Member of the Oregon House of Representatives from the 41st district
- In office January 9, 2017 – January 9, 2023
- Preceded by: Kathleen Taylor
- Succeeded by: Mark Gamba

Member of the Milwaukie City Council, Position 4
- In office January 1, 2015 – January 8, 2017
- Preceded by: Mike Miller
- Succeeded by: Shane Abma

Personal details
- Born: 1982 or 1983 (age 42–43)
- Party: Democratic
- Children: 2
- Alma mater: Lewis & Clark Law School

= Karin Power =

American politician (born 1982/83)

Karin Power (born 1982/83) is an American lawyer and Democratic politician who previously served in the Oregon House of Representatives. She represented the 41st district, which covers parts of Clackamas County and Multnomah County, including Milwaukie, Oak Grove, and parts of southeast Portland.
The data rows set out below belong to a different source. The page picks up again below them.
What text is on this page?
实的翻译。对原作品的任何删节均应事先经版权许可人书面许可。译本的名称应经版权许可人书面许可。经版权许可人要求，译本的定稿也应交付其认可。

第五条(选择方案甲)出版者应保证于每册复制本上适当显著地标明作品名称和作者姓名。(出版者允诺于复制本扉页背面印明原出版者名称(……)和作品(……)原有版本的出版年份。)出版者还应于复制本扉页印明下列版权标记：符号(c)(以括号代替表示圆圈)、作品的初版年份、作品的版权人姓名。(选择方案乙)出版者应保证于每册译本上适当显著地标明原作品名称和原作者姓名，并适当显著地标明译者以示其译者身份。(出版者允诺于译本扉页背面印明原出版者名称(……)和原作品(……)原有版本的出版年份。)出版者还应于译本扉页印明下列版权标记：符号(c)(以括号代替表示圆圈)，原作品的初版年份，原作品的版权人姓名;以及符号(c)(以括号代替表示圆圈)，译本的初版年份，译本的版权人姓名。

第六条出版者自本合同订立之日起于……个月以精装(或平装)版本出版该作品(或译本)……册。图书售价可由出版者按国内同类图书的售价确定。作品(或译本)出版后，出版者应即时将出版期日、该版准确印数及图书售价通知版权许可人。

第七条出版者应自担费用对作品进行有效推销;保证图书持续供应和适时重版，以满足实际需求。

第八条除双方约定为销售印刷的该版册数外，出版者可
==Early life and education==
Power moved to Southeast Portland from Boston, Massachusetts in 2009 in order to attend Lewis & Clark Law School. She later moved to Milwaukie in October 2012, and was elected to the City Council in 2014.

== Political career ==
She won election to the House in 2016, defeating Republican candidate Timothy E. McMenamin with 71% of the vote.

In 2018 she ran unopposed, receiving 97.1% of the vote, however turnout in this election was lower than previous elections.

In 2020, she won the Democratic Primary unopposed with 99.32% of the vote (12,928). 88 individuals wrote in other names. In November 2020, she defeated Republican challenger and combat veteran Michael Newgard.

In February 2022, Power announced (along with fellow state Representatives Rachel Prusak and Anna Williams) that she would not seek reelection at the end of her current term ending in January 2023.

Power was succeeded by former Milwaukie mayor Mark Gamba.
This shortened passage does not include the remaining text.